Pittman eyed the pair of Burleson drives and then measured the compartment with her eyes.
“Kickers are behind the bulkheads on either side,” Natalya said. “Tankage below us.”
“Where are these gas scoops I keep hearing about?” Pittman asked.
“They’re amidships under the decking along with a refining plant,” Natalya said.
“Probe launcher?” Pittman asked.
“Amidships over the passageway. There’s a hatch for loading the launcher in the overhead,” Natalya said.
> “I didn’t know that,” Zoya said.
“Not exactly something we use,” Natalya said, grinning. “No probes to launch and no reason to launch them.”
Pittman nodded. “I can see why you’re not exactly enamored of the new ship.”
“I’ll admit I’m spoiled,” Natalya said. “This ship has been my home for a long time. Even our apartment isn’t really home. Just a place to go when we’re off the ship.”
“Having seen this, I’m wondering why we didn’t just update the model for this and roll it out instead of starting from scratch.” Pittman sighed. “I suppose it’s not too late to do that.”
“There are a lot of aspects of the new ship I think will work well,” Zoya said.

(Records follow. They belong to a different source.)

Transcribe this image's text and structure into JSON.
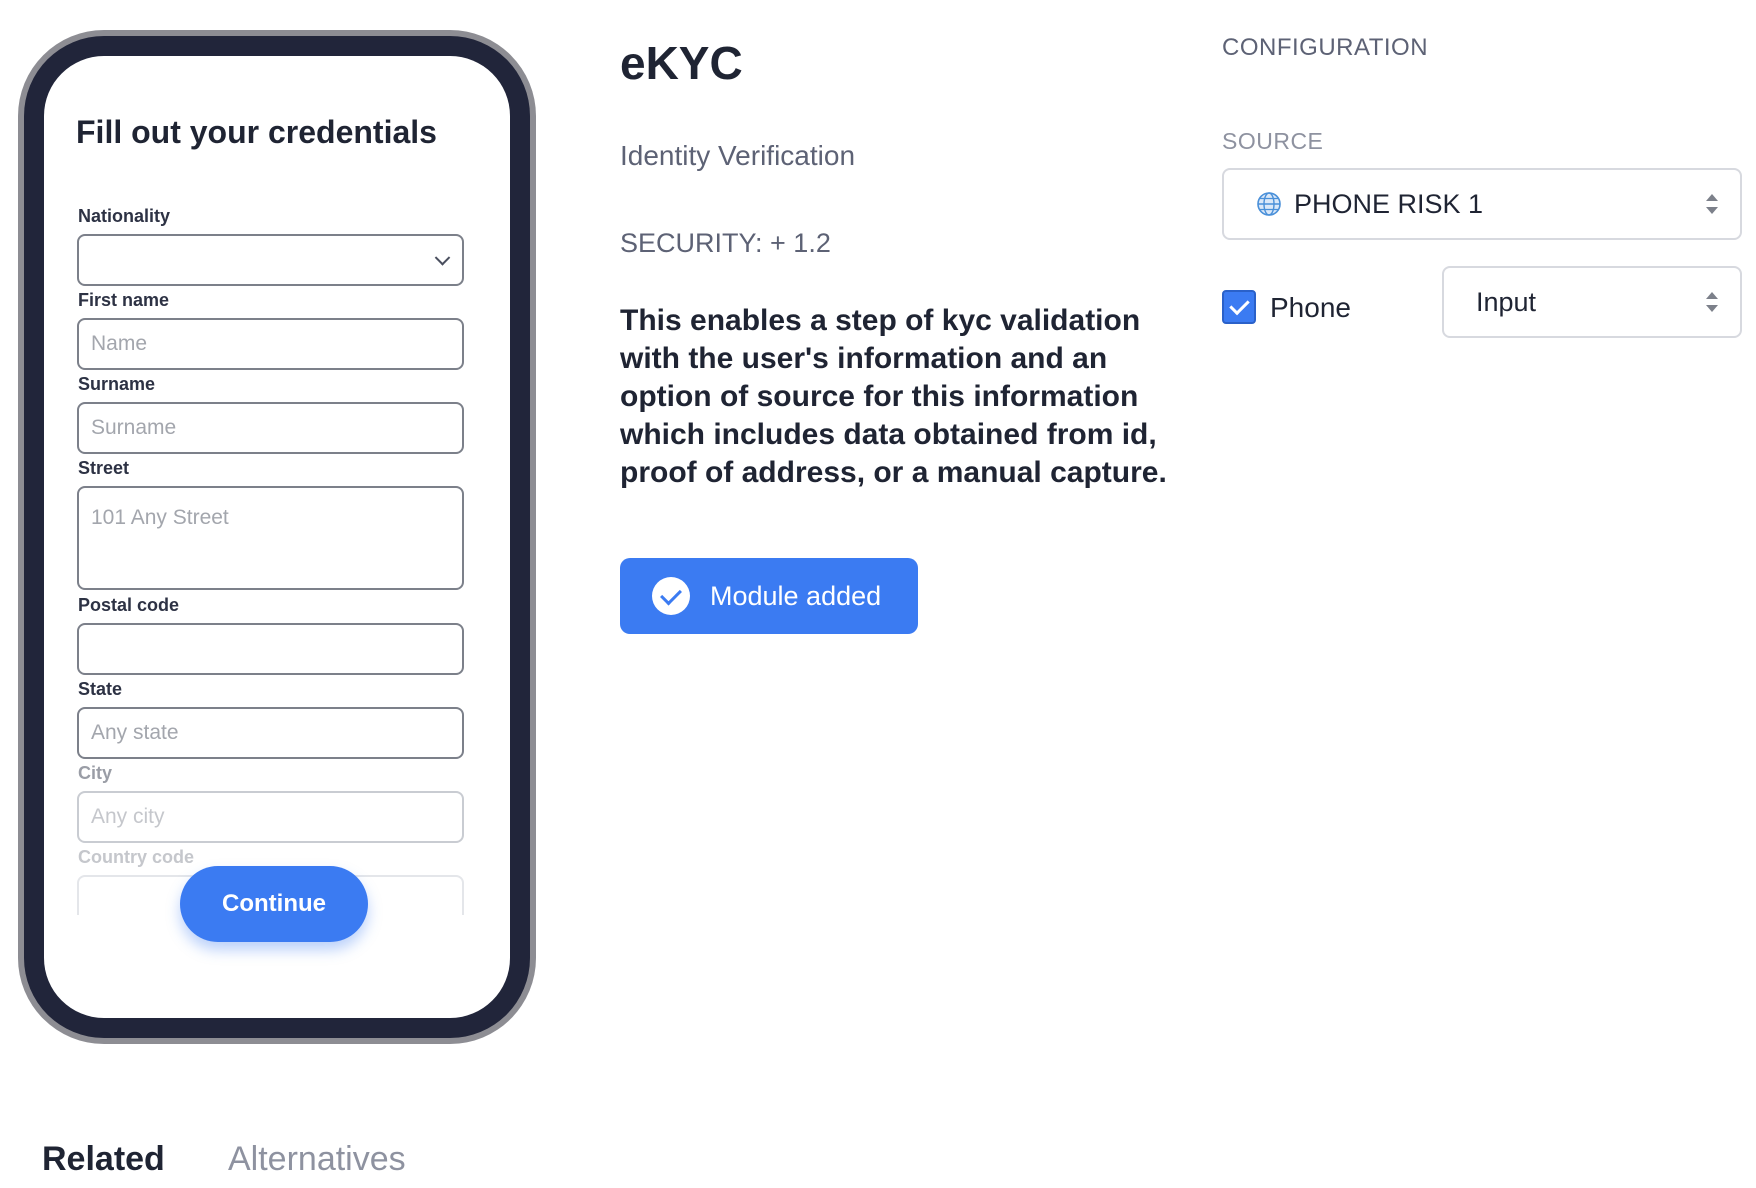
{
  "form": {
    "title": "Fill out your credentials",
    "fields": [
      {
        "label": "Nationality",
        "value": "",
        "placeholder": ""
      },
      {
        "label": "First name",
        "placeholder": "Name"
      },
      {
        "label": "Surname",
        "placeholder": "Surname"
      },
      {
        "label": "Street",
        "placeholder": "101 Any Street"
      },
      {
        "label": "Postal code",
        "placeholder": ""
      },
      {
        "label": "State",
        "placeholder": "Any state"
      },
      {
        "label": "City",
        "placeholder": "Any city"
      },
      {
        "label": "Country code",
        "placeholder": ""
      }
    ],
    "continue_label": "Continue"
  },
  "module": {
    "title": "eKYC",
    "subtitle": "Identity Verification",
    "security": "SECURITY: + 1.2",
    "description": "This enables a step of kyc validation with the user's information and an option of source for this information which includes data obtained from id, proof of address, or a manual capture.",
    "added_label": "Module added"
  },
  "config": {
    "heading": "CONFIGURATION",
    "source_heading": "SOURCE",
    "source_value": "PHONE RISK 1",
    "phone_checkbox_label": "Phone",
    "phone_checked": true,
    "phone_mode": "Input"
  },
  "tabs": [
    "Related",
    "Alternatives"
  ],
  "colors": {
    "accent": "#3b7bf2",
    "text_dark": "#1f2433",
    "text_muted": "#5d6275"
  }
}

“Like what?” Pittman asked.
“Long legs. Specialized for data collection and dissemination. The solo pilot will work well on shorter missions.” Zoya shrugged. “The galley is kind of silly, but that’s not a show stopper. The couch is a cheap fix. The drive will be the problem.”

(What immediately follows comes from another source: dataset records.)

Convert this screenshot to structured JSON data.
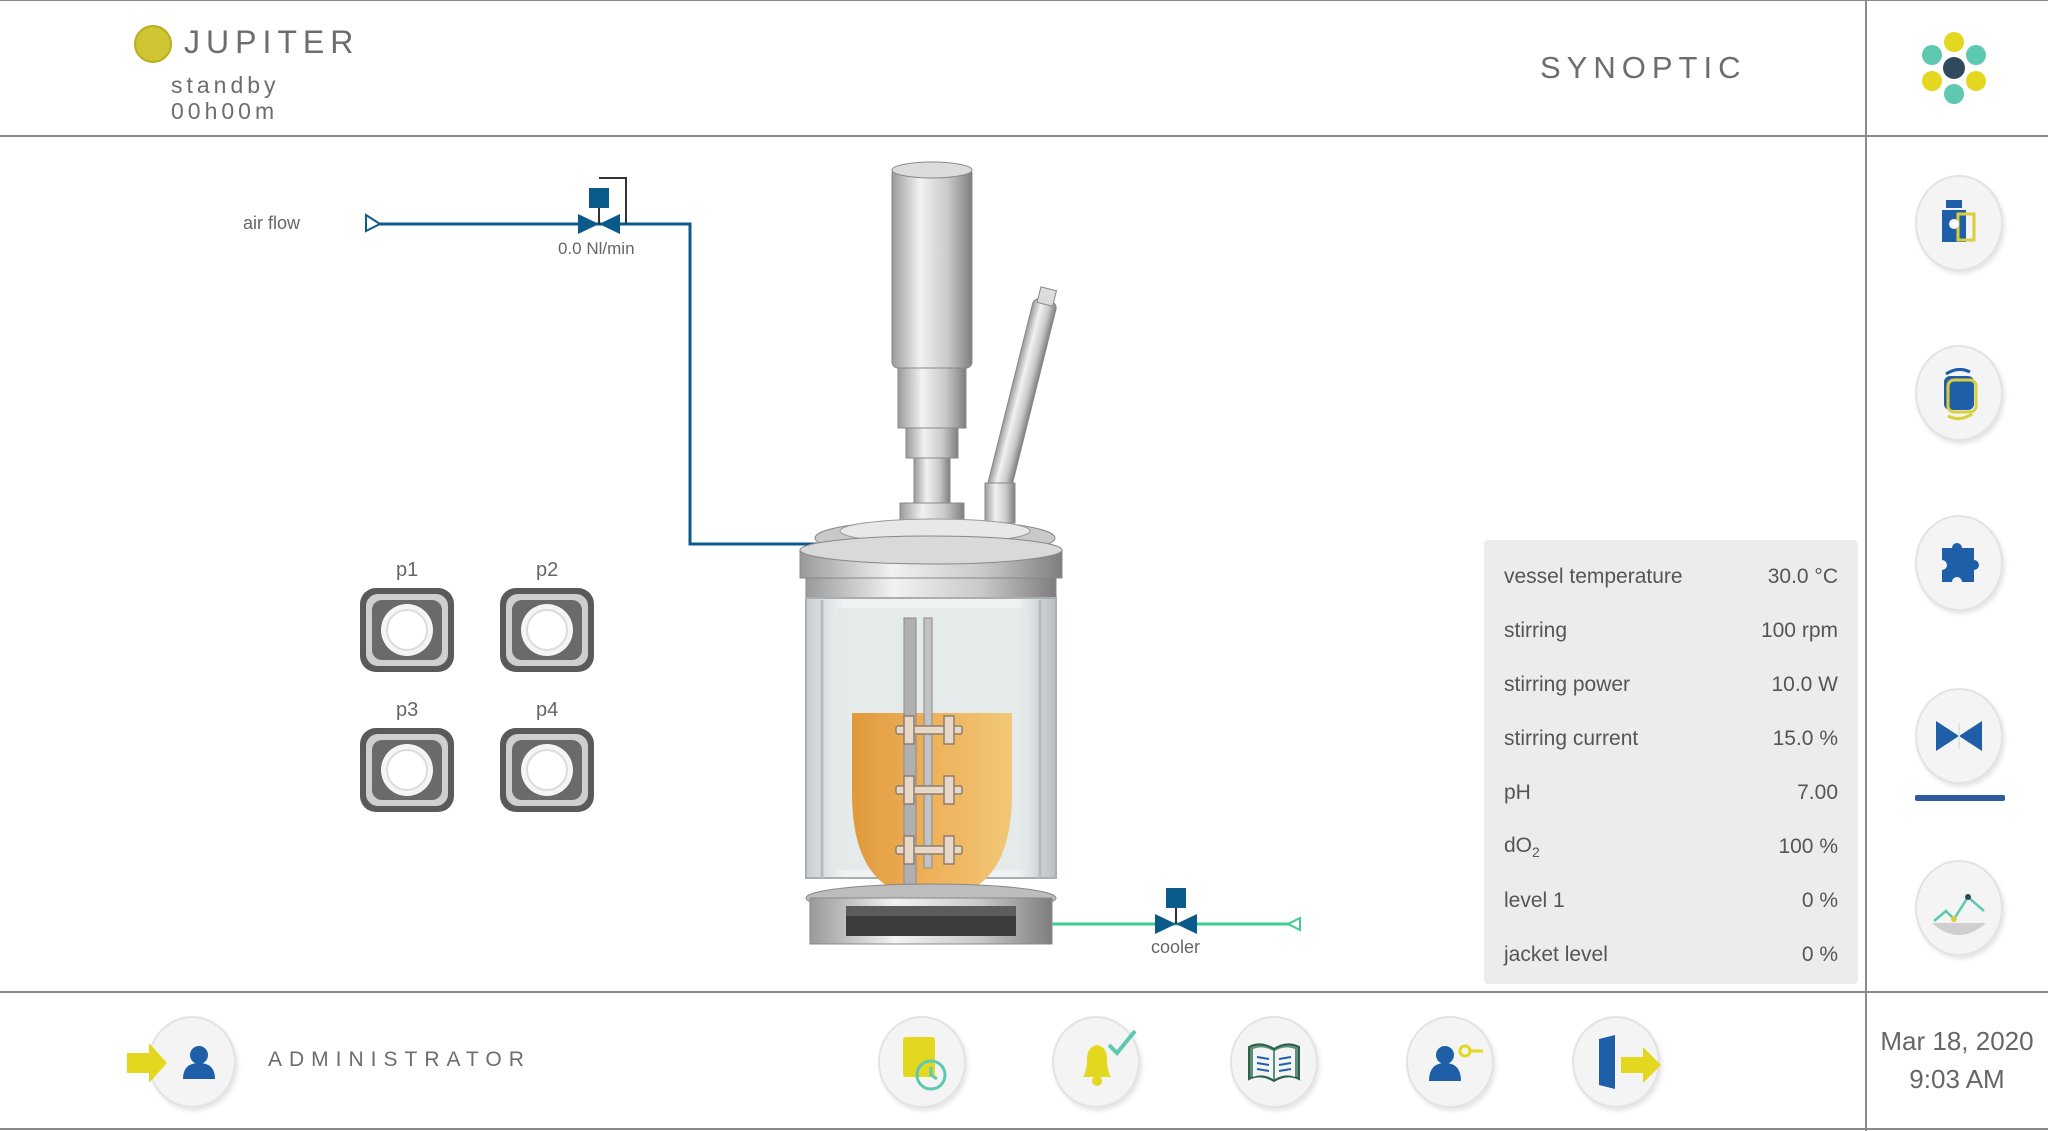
{
  "header": {
    "app_name": "JUPITER",
    "status": "standby",
    "timer": "00h00m",
    "page_title": "SYNOPTIC"
  },
  "colors": {
    "accent_yellow": "#cfc533",
    "accent_blue": "#1f5fa8",
    "valve_blue": "#0b5a8c",
    "cooler_green": "#3ecf8e",
    "liquid_orange": "#e8a94a",
    "panel_bg": "#ececec"
  },
  "side_nav": {
    "items": [
      {
        "icon": "flask-settings-icon"
      },
      {
        "icon": "cycle-icon"
      },
      {
        "icon": "puzzle-icon"
      },
      {
        "icon": "valve-icon",
        "active": true
      },
      {
        "icon": "trend-chart-icon"
      }
    ]
  },
  "diagram": {
    "air_flow_label": "air flow",
    "air_flow_value": "0.0 Nl/min",
    "cooler_label": "cooler",
    "pumps": [
      "p1",
      "p2",
      "p3",
      "p4"
    ]
  },
  "measurements": [
    {
      "label": "vessel temperature",
      "value": "30.0 °C"
    },
    {
      "label": "stirring",
      "value": "100 rpm"
    },
    {
      "label": "stirring power",
      "value": "10.0 W"
    },
    {
      "label": "stirring current",
      "value": "15.0 %"
    },
    {
      "label": "pH",
      "value": "7.00"
    },
    {
      "label_main": "dO",
      "label_sub": "2",
      "value": "100 %"
    },
    {
      "label": "level 1",
      "value": "0 %"
    },
    {
      "label": "jacket level",
      "value": "0 %"
    }
  ],
  "footer": {
    "user_role": "ADMINISTRATOR",
    "date": "Mar 18, 2020",
    "time": "9:03 AM",
    "buttons": [
      {
        "icon": "login-icon"
      },
      {
        "icon": "schedule-icon"
      },
      {
        "icon": "alarm-acknowledge-icon"
      },
      {
        "icon": "manual-icon"
      },
      {
        "icon": "user-key-icon"
      },
      {
        "icon": "exit-icon"
      }
    ]
  }
}
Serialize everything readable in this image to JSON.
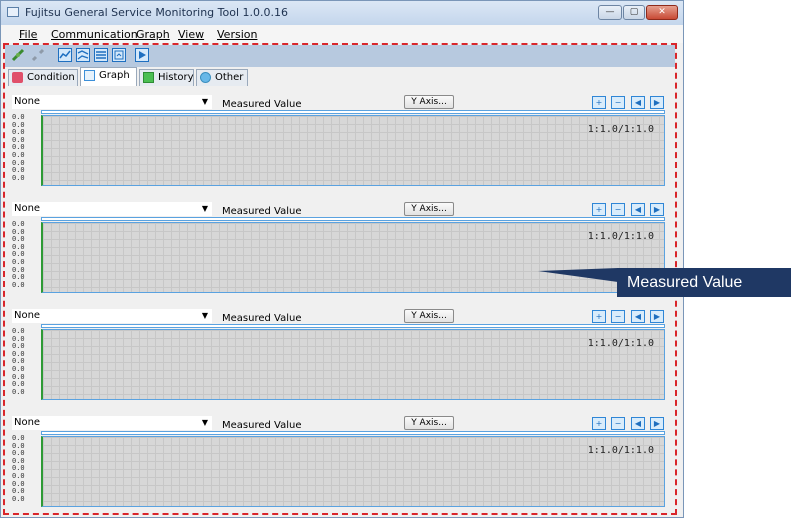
{
  "window": {
    "title": "Fujitsu General Service Monitoring Tool 1.0.0.16",
    "buttons": {
      "minimize": "—",
      "maximize": "▢",
      "close": "✕"
    }
  },
  "menu": [
    "File",
    "Communication",
    "Graph",
    "View",
    "Version"
  ],
  "tabs": [
    {
      "label": "Condition",
      "icon": "condition-icon",
      "active": false
    },
    {
      "label": "Graph",
      "icon": "graph-icon",
      "active": true
    },
    {
      "label": "History",
      "icon": "history-icon",
      "active": false
    },
    {
      "label": "Other",
      "icon": "other-icon",
      "active": false
    }
  ],
  "toolbar_icons": [
    "connect-icon",
    "disconnect-icon",
    "graph-mode-icon",
    "graph-split-icon",
    "list-icon",
    "data-icon",
    "play-icon"
  ],
  "panels": [
    {
      "select_value": "None",
      "measured_label": "Measured Value",
      "yaxis_button": "Y Axis...",
      "ratio": "1:1.0/1:1.0",
      "y_ticks": [
        "0.0",
        "0.0",
        "0.0",
        "0.0",
        "0.0",
        "0.0",
        "0.0",
        "0.0",
        "0.0"
      ]
    },
    {
      "select_value": "None",
      "measured_label": "Measured Value",
      "yaxis_button": "Y Axis...",
      "ratio": "1:1.0/1:1.0",
      "y_ticks": [
        "0.0",
        "0.0",
        "0.0",
        "0.0",
        "0.0",
        "0.0",
        "0.0",
        "0.0",
        "0.0"
      ]
    },
    {
      "select_value": "None",
      "measured_label": "Measured Value",
      "yaxis_button": "Y Axis...",
      "ratio": "1:1.0/1:1.0",
      "y_ticks": [
        "0.0",
        "0.0",
        "0.0",
        "0.0",
        "0.0",
        "0.0",
        "0.0",
        "0.0",
        "0.0"
      ]
    },
    {
      "select_value": "None",
      "measured_label": "Measured Value",
      "yaxis_button": "Y Axis...",
      "ratio": "1:1.0/1:1.0",
      "y_ticks": [
        "0.0",
        "0.0",
        "0.0",
        "0.0",
        "0.0",
        "0.0",
        "0.0",
        "0.0",
        "0.0"
      ]
    }
  ],
  "panel_buttons": [
    "zoom-in-icon",
    "zoom-out-icon",
    "scroll-left-icon",
    "scroll-right-icon"
  ],
  "callout": {
    "text": "Measured Value"
  },
  "colors": {
    "accent": "#1f3864",
    "frame": "#d9262b",
    "plot_bg": "#d7d7d7",
    "axis_line": "#2e9a35"
  }
}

Pittman looked at Natalya. “What do you think?”
“I think she’s right,” Natalya said. “Adding the second drive won’t actually change the power system that much. You’d never run them both at the same time. Generally, the navigation systems alternate between the two to spread the load. Having enough capacitor to actually drive it matters.”
“So I’ve learned,” Pittman said with a grimace.
“Punching a slot in the decking and rearranging the drive compartment will take some fiddling. If Downs really did use a scaled-down Scout model for the basic layout, there’ll be room to put a clone of the existing drive right beside it. They’ll be cramped but they’ll fit,” Natalya said.
“Shorter mission means less fuel, food, gas,” Zoya said. “I suspect that if you re-spec it for two weeks instead of two months, you’ll find a lot of space you can recover.”
Pittman cast her gaze around the compartment again. “That’s probably true. What is Dorion thinking in terms of actual mission run?”
“We recommended no more than three days,” Natalya said. “Jump out, pass traffic, jump back and dock instead of downloading and jumping out immediately.”
“Won’t that docking delay be significant?” Pittman asked.